There was an inherent lesson for Africa, he said: “We need to know how to capacitate our own people in their communities, using what they have, to sustain themselves. We should encourage grassroots innovation.”

For Gertrude Chimange of the Catholic Commission for Justice and Peace, operating out of Zimbabwe, it was important to depoliticise disaster management strategies.

At least 344 people died in Zimbabwe during the devastating cyclone that ravaged six districts, displacing 17000 people, with 300 missing.

These numbers, compared to the effects of the US disaster, were catastrophic, the panelists concurred. Clearly, preparedness was key.

“Preparing for disasters is what we need to do all the time, involving all the state resources,” said Ettiene van Blerk of the SANDF.

Malawi suffered only 60 casualties, according to Wycliffe Ouma a PhD student attached to the Wits African Centre on Philanthropy and Social Investment, who undertook a study tour of the country just three days after Idai struck.

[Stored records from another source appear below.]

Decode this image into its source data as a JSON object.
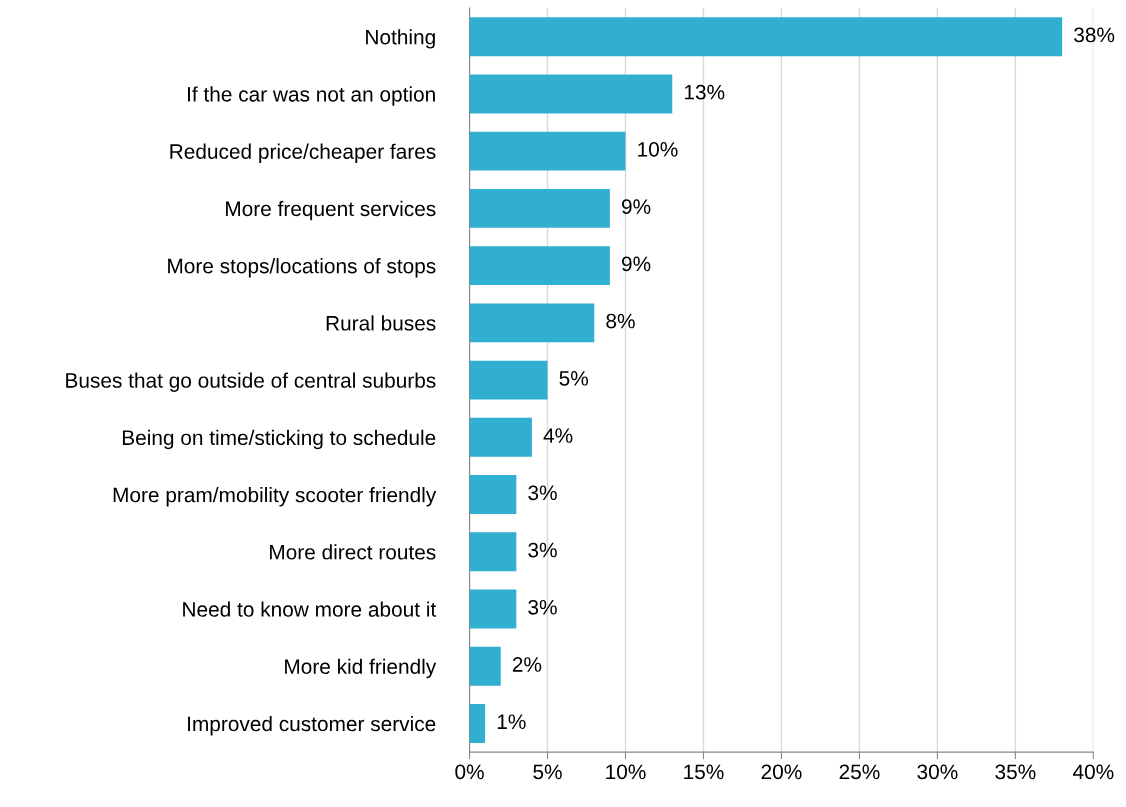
{
  "chart_data": {
    "type": "bar",
    "orientation": "horizontal",
    "categories": [
      "Nothing",
      "If the car was not an option",
      "Reduced price/cheaper fares",
      "More frequent services",
      "More stops/locations of stops",
      "Rural buses",
      "Buses that go outside of central suburbs",
      "Being on time/sticking to schedule",
      "More pram/mobility scooter friendly",
      "More direct routes",
      "Need to know more about it",
      "More kid friendly",
      "Improved customer service"
    ],
    "values": [
      38,
      13,
      10,
      9,
      9,
      8,
      5,
      4,
      3,
      3,
      3,
      2,
      1
    ],
    "value_labels": [
      "38%",
      "13%",
      "10%",
      "9%",
      "9%",
      "8%",
      "5%",
      "4%",
      "3%",
      "3%",
      "3%",
      "2%",
      "1%"
    ],
    "color": "#31afd0",
    "xlim": [
      0,
      40
    ],
    "xticks": [
      {
        "value": 0,
        "label": "0%"
      },
      {
        "value": 5,
        "label": "5%"
      },
      {
        "value": 10,
        "label": "10%"
      },
      {
        "value": 15,
        "label": "15%"
      },
      {
        "value": 20,
        "label": "20%"
      },
      {
        "value": 25,
        "label": "25%"
      },
      {
        "value": 30,
        "label": "30%"
      },
      {
        "value": 35,
        "label": "35%"
      },
      {
        "value": 40,
        "label": "40%"
      }
    ],
    "grid": "x",
    "legend": false
  }
}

The level of preparedness was high in Malawi - hence the few deaths - said Ouma.

Messaging was also important, said Sithembiso Gina, a programme specialist of the SADC.

People needed to be told for what reasons exactly they were being moved.

Gina said 12000 people affected by Idai “were either pregnant or

lactating”.

Musician Berita Khumalo, better known by her first name, was also a panelist.

She was born in Zimbabwe and uses her guitar and voice to bring hope to communities in distress.

A protégé of the late Oliver Mtukudzi, she said Tuku always reminded her: “When we cry, we sing; when we rejoice, we sing.”

Other than her native Shona, Berita also sings in Swahili, Xhosa and Zulu and is well-placed to comfort many in Africa who are aggrieved. She recently did a tour of East Africa.

“I am ready to work with any organisation doing relief work,” she said.